Brain Res. 2016 10 1 ;1648(Pt A):409-417. Epub 2016 Jul 14. PMID: 27423516
The combination of palmitoylethanolamide (PEA), an endogenous fatty acid amide belonging to the family of the N-acylethanolamines, and the flavonoid luteolin has been found to exert neuroprotective activities in a variety of mouse models of neurological disorders, including brain ischemia. Indirect findings suggest that the two molecules can reduce the activation of mastocytes in brain ischemia, thus modulating crucial cells that trigger the inflammatory cascade. Though, no evidence exists about a direct effect of PEA and luteolin on mast cells in experimental models of brain ischemia, either used separately or in combination. In order to fill this gap, we developed a novel cell-based model of severe brain ischemia consisting of primary mouse cortical neurons and cloned mast cells derived from mouse fetal liver (MC/9 cells) subjected to oxygen and glucose deprivation (OGD).

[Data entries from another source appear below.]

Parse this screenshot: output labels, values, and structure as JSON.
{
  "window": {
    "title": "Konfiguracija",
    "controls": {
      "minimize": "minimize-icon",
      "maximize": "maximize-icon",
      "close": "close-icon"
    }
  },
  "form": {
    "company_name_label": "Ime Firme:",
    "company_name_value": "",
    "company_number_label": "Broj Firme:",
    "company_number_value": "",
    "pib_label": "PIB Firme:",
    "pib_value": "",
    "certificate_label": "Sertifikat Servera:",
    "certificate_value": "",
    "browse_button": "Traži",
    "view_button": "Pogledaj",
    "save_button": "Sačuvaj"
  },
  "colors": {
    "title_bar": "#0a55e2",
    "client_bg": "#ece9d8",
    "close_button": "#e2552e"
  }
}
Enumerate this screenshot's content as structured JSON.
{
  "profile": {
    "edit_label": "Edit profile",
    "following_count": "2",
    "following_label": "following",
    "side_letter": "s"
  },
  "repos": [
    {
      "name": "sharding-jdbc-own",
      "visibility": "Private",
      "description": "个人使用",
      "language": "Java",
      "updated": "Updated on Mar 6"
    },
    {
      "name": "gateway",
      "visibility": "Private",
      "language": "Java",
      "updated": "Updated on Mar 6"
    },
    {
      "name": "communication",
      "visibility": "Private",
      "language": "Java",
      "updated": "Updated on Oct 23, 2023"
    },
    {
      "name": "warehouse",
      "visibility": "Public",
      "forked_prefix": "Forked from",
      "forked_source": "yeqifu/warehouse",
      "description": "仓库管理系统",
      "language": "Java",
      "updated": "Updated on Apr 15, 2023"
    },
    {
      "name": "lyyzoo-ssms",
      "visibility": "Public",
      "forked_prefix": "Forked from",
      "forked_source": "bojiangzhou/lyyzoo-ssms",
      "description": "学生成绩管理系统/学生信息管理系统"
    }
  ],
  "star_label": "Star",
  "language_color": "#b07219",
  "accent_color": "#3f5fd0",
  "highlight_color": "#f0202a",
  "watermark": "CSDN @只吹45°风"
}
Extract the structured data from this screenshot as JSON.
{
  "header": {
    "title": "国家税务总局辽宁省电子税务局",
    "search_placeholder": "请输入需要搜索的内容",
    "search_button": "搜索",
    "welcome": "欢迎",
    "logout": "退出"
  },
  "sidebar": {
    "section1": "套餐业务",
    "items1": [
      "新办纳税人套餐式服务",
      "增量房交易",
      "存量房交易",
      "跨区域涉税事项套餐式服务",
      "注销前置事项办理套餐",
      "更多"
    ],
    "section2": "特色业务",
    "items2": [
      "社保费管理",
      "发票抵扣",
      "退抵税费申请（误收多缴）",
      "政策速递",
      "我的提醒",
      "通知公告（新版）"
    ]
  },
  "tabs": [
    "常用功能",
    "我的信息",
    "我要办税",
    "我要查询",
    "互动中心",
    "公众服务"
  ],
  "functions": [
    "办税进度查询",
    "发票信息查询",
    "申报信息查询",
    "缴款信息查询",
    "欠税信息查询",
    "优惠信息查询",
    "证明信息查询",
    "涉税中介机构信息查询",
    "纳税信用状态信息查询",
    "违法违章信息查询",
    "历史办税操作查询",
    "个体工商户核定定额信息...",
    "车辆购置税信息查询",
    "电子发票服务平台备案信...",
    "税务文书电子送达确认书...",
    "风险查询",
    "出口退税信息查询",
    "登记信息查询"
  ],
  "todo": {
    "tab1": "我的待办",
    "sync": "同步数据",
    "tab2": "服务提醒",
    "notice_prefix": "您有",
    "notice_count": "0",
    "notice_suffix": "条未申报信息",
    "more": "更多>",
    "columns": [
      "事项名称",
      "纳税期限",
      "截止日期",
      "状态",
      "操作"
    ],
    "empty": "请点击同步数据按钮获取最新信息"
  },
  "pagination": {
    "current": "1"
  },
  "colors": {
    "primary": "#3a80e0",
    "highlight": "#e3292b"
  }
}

OGD exposure promoted both mast cell degranulation and the release of lactate dehydrogenase (LDH) in a time-dependent fashion. MC/9 cells exacerbated neuronal damage in neuron-mast cells co-cultures exposed to OGD. Likewise, the conditioned medium derived from OGD-exposed MC/9 cells induced significant neurotoxicity in control primary neurons. PEA and luteolin pre-treatment synergistically prevented the OGD-induced degranulation of mast cells and reduced the neurotoxic potential of MC/9 cells conditioned medium. Finally, the association of the two drugs promoted a direct synergistic neuroprotection even in pure cortical neurons exposed to OGD. In summary, our results indicate that mast cells release neurotoxic factors upon OGD-induced activation. The association PEA-luteolin actively reduces mast cell-mediated neurotoxicity as well as pure neurons susceptibility to OGD.